Why you should read “The 5 Second Rule”
Firstly, I love the simplicity of the 5 second rule. I love it when a book is so clear and concise that I have at least 1 big takeaway after reading it. This is because I’ve read quite a few books over the years that didn’t even provide that small win.
Secondly, if you don’t read the book you won’t apply the 5 second rule in your daily life because it won’t make much sense. The idea sounds stupid and too simple. But, if you read the book you’ll get the reasons why this rule works so well, the science behind it and the social proof to make you want to try it yourself. The book includes dozens of powerful stories of everyday people that had big and small personal wins using the rule.

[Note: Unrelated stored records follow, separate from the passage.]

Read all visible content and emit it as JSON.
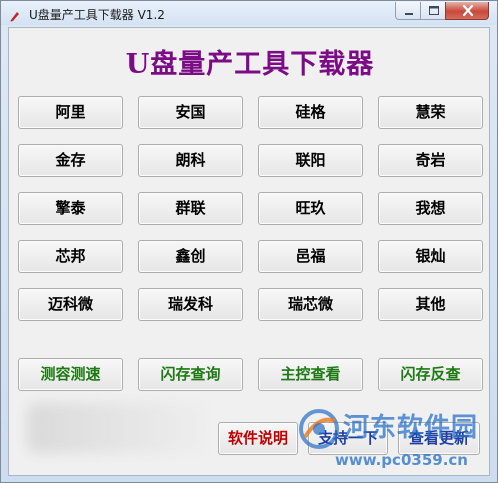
{
  "window": {
    "title": "U盘量产工具下载器 V1.2"
  },
  "heading": "U盘量产工具下载器",
  "vendors": [
    "阿里",
    "安国",
    "硅格",
    "慧荣",
    "金存",
    "朗科",
    "联阳",
    "奇岩",
    "擎泰",
    "群联",
    "旺玖",
    "我想",
    "芯邦",
    "鑫创",
    "邑福",
    "银灿",
    "迈科微",
    "瑞发科",
    "瑞芯微",
    "其他"
  ],
  "functions": [
    "测容测速",
    "闪存查询",
    "主控查看",
    "闪存反查"
  ],
  "footer": {
    "manual": "软件说明",
    "support": "支持一下",
    "update": "查看更新"
  },
  "watermark": {
    "name": "河东软件园",
    "url": "www.pc0359.cn"
  },
  "colors": {
    "heading": "#7c0c86",
    "function_text": "#1d7a13",
    "manual_text": "#c00000",
    "watermark": "#236ec8"
  }
}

Besides the actual content, I loved the way Mel narrates the book. A lot of audiobooks are not narrated by the authors and that’s disappointing but understandable. But not Mel. By doing this, she makes the book way more personal. It’s like she’s in the same room as you. She’s authentic, passionate. She puts that wonderful personality to work so that you feel like you’re listening to a friend telling you a compelling story.
Mel plays with dramatic pauses and repetitions to emphasize certain information, uses emotions to make a point and you can have even her shed tears while talking about emotional stories. She reminds me of Malcolm Gladwell style of writing and narrating books.

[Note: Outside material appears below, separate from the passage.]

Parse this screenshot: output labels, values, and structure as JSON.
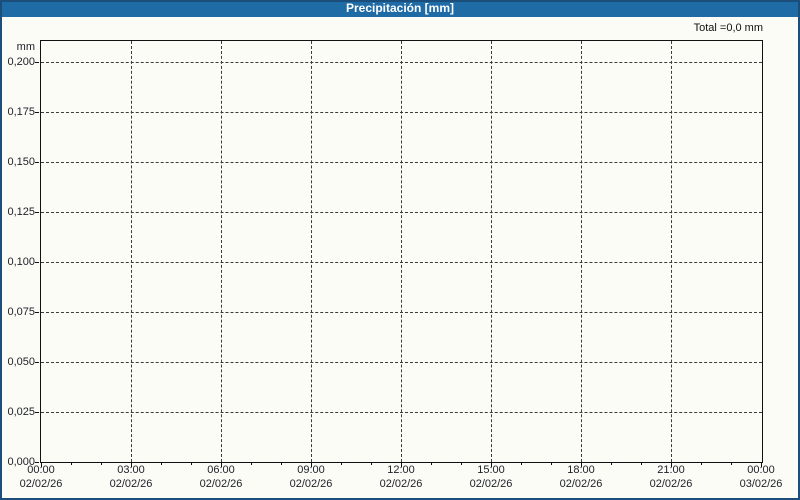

To get the gist of it, here’s the Youtube video of the 5 second rule that made me want to read the book in the first place.
How I’ve applied The 5 Second Rule
Of course, I’ve applied the rule by pushing myself to write this blog post. So, one small win for me already 🏆.

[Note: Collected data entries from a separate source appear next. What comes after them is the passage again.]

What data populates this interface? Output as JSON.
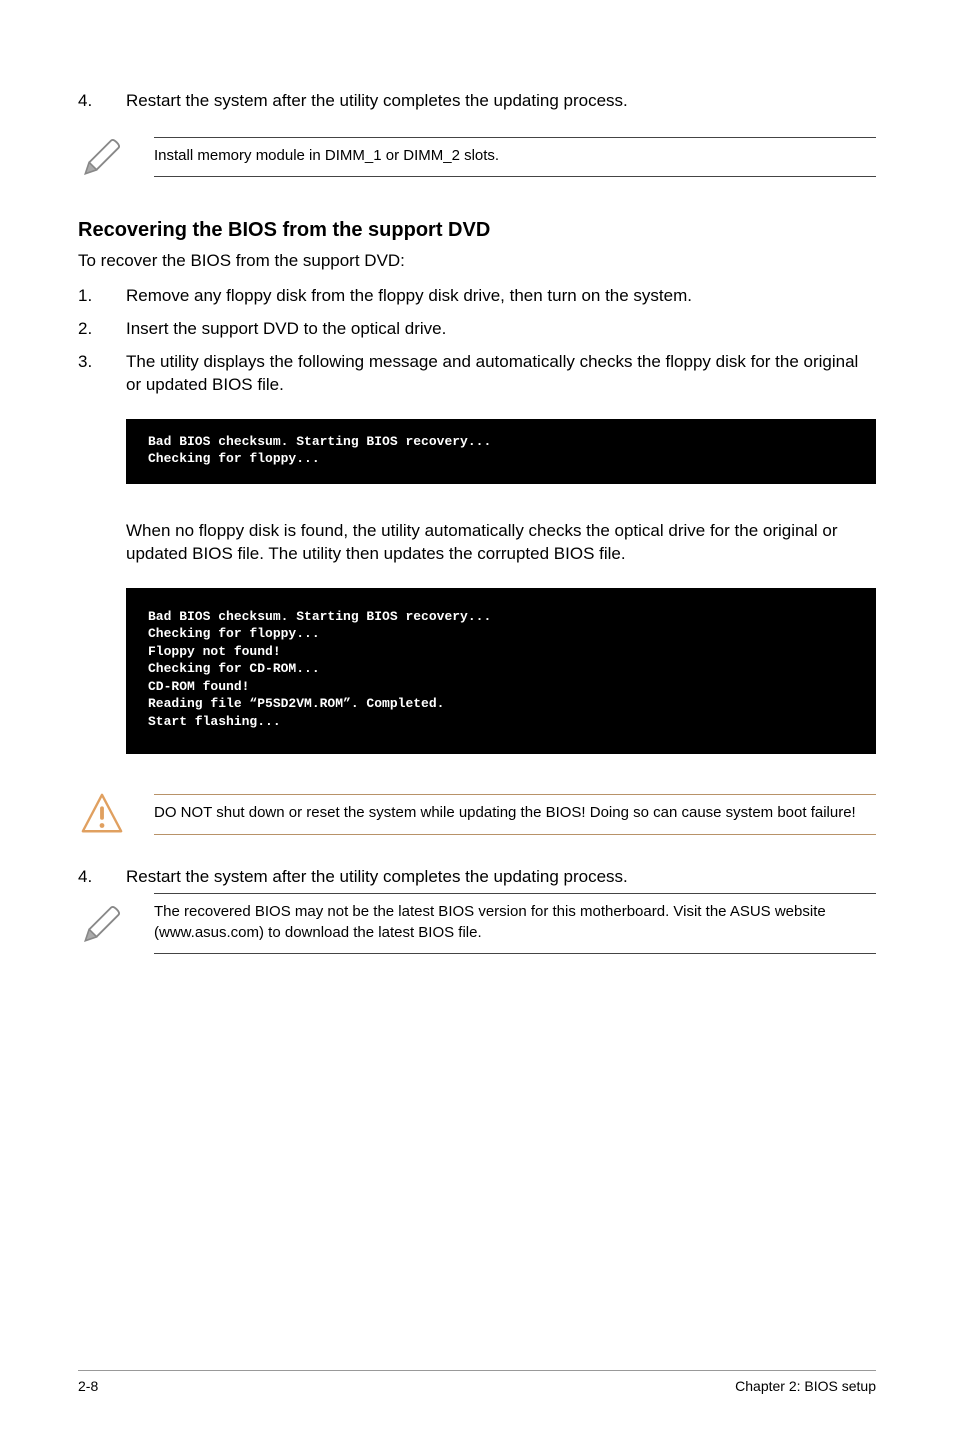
{
  "step4_top": {
    "num": "4.",
    "text": "Restart the system after the utility completes the updating process."
  },
  "note1": "Install memory module in DIMM_1 or DIMM_2 slots.",
  "heading": "Recovering the BIOS from the support DVD",
  "intro": "To recover the BIOS from the support DVD:",
  "steps": [
    {
      "num": "1.",
      "text": "Remove any floppy disk from the floppy disk drive, then turn on the system."
    },
    {
      "num": "2.",
      "text": "Insert the support DVD to the optical drive."
    },
    {
      "num": "3.",
      "text": "The utility displays the following message and automatically checks the floppy disk for the original or updated BIOS file."
    }
  ],
  "terminal1": "Bad BIOS checksum. Starting BIOS recovery...\nChecking for floppy...",
  "mid_para": "When no floppy disk is found, the utility automatically checks the optical drive for the original or updated BIOS file. The utility then updates the corrupted BIOS file.",
  "terminal2": "Bad BIOS checksum. Starting BIOS recovery...\nChecking for floppy...\nFloppy not found!\nChecking for CD-ROM...\nCD-ROM found!\nReading file “P5SD2VM.ROM”. Completed.\nStart flashing...",
  "warn": "DO NOT shut down or reset the system while updating the BIOS! Doing so can cause system boot failure!",
  "step4_bottom": {
    "num": "4.",
    "text": "Restart the system after the utility completes the updating process."
  },
  "note2": "The recovered BIOS may not be the latest BIOS version for this motherboard. Visit the ASUS website (www.asus.com) to download the latest BIOS file.",
  "footer": {
    "left": "2-8",
    "right": "Chapter 2: BIOS setup"
  }
}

The second one was while I was halfway through the book. Because I caught myself hitting that snooze button quite a few times in the past few months, I’ve decided to use one of Mel’s ideas: changing the wake-up music of my alarm clock to the sound of a NASA countdown. So, I’ve searched for a few samples online, and voila! Here is a version I’ve edited and started using in the past few days. Feel free to download it if it feels like a good idea.
However, this did not work for me. At least not yet. I’ve still pushed the snooze button a few times since. That could be because I’ve chosen a 10-second countdown instead of a 5 second one or because the sound is a bit annoying in the morning, but I believe the reasons are more complex. One of them is that I’m now on a sabbatical and I don’t have strict deadlines for the projects I’m currently working on. So I have no real reason to wake up early some days. I can work whenever I want, from anywhere I want. Alarms are not that important for me for at least for a couple more months.
Also, I believe alarms need to be coupled with a purpose or a plan or something you like that makes you jump out of bed. Ever noticed that you don’t press the snooze button when you have to catch a plane, if you’re going on a trip with your friends that morning or anytime you’re doing something that gets you excited? I truly believe that we all need to look inside ourselves and discover what makes us tick, what makes us truly happy and excited to get up in the morning. Once you have that, hitting the snooze button will not be an issue anymore ⏰.
Here’s an Amazon link where you can order to book or buy the Kindle or Audiobook version.
P.S.: I’m planning to write about the best books I’ve read and will read. Why? Because it helps me organize my thoughts about what I’ve just read, it helps me take in the information, helps me come up with new product/marketing/startup/life ideas and because I’m often asked for book recommendations by friends and people I meet at events.